On the timeline · around 1924-1935 · The Republic of TurkeyLate Ottoman and WarThe Republic of TurkeyAtaturk's Reforms Remake Turkish Law, Script, and Society19201925193519451955

Quick facts

Caliphate abolished
March 1924
New Latin alphabet adopted
1928
Literacy rate change
9 percent to 33 percent within a decade
Ideology
Kemalism ("Six Arrows": republicanism, nationalism, populism, statism, secularism, reformism)

What happened

Following the republic's founding, Mustafa Kemal drove through a sweeping program of reforms under the ideology that came to be called Kemalism, built on six principles including republicanism, secularism, and nationalism. The caliphate was abolished in March 1924, ending any formal connection between the Turkish state and Islam, and Islamic religious schools were closed while public education was secularized. In 1928 the government replaced the Arabic-derived Ottoman script with a new Latin alphabet adapted to Turkish, a change Kemal promoted personally, reportedly teaching the new letters himself in an Ankara park. A new civil code adopted European legal models, ending Islamic polygamy and introducing civil marriage, and the country's literacy rate rose from 9 percent to 33 percent within ten years of the reforms beginning.

Why it matters

These reforms reshaped Turkish society more completely and more quickly than any prior Ottoman reform movement had managed, replacing religious law and Ottoman script with secular, European-modeled institutions in barely a decade.
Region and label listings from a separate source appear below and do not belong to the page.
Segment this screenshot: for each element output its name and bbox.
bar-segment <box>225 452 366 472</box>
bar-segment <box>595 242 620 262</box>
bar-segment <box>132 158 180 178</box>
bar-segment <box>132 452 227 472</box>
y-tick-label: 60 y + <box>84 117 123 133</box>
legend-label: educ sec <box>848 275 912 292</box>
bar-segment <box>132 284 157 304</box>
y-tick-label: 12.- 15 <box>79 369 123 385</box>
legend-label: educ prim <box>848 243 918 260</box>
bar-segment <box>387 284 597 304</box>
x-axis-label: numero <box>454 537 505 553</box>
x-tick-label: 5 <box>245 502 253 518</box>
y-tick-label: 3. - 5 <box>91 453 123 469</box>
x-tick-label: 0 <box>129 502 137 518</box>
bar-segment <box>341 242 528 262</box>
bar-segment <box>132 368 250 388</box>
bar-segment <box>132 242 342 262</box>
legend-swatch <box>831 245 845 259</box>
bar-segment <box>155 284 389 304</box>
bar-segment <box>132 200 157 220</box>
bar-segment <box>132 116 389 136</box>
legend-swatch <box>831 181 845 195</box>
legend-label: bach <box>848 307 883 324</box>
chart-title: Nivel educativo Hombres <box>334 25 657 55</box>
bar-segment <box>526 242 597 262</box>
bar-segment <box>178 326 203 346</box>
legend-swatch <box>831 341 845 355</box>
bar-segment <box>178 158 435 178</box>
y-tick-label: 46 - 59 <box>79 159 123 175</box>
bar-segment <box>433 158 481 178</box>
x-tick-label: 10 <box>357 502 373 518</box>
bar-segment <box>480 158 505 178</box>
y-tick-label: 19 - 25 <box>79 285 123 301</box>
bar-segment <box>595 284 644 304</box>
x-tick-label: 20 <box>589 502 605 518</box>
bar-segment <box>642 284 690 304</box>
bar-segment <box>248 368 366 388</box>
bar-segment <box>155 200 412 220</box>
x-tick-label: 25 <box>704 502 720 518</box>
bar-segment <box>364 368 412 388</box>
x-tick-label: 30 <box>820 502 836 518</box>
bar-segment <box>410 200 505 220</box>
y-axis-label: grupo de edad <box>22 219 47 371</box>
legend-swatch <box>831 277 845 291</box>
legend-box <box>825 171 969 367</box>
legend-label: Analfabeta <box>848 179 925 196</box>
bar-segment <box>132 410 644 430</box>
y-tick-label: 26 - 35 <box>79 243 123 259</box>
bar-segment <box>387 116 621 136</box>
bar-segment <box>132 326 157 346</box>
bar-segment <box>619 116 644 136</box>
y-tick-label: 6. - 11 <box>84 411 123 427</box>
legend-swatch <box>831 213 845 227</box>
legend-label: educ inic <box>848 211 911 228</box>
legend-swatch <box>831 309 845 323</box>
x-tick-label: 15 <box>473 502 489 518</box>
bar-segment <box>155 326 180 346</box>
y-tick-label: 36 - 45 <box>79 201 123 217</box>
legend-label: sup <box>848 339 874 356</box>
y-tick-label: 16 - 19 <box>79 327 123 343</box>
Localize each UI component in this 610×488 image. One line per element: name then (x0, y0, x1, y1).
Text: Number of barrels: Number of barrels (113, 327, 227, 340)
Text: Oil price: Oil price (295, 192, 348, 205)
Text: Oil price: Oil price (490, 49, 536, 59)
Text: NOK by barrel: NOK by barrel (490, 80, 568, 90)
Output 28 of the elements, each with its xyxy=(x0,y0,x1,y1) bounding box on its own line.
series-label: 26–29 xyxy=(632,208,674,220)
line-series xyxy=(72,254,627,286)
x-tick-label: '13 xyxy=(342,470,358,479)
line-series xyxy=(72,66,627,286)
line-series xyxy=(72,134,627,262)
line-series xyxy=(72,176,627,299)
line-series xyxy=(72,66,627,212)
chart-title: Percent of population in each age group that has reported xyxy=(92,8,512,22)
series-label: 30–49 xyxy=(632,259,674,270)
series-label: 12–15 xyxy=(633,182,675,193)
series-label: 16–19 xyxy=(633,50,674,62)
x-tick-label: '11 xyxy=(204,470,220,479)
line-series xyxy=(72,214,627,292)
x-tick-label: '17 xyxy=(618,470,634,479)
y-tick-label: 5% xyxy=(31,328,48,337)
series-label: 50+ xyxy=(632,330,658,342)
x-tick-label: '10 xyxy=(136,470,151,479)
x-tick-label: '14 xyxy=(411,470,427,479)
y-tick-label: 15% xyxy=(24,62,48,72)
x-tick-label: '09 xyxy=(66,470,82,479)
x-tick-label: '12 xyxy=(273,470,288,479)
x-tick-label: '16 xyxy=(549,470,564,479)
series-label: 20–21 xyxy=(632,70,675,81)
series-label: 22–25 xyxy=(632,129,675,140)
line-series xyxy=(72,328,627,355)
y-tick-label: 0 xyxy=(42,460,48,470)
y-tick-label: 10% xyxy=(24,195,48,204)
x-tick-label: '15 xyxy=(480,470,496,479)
The Kemalist model built here, a secular republic run by a strong central state, would define Turkish politics for the rest of the 20th century and remains the reference point against which every later Turkish government, including today's, is measured.

How we know

The Kemalist reform program, including the 1924 abolition of the caliphate, the 1928 alphabet change, and the new civil code, is documented in the Grand National Assembly's own legislative record and detailed in the Library of Congress's Turkey country study, which includes a chronology of the major reforms and their dates.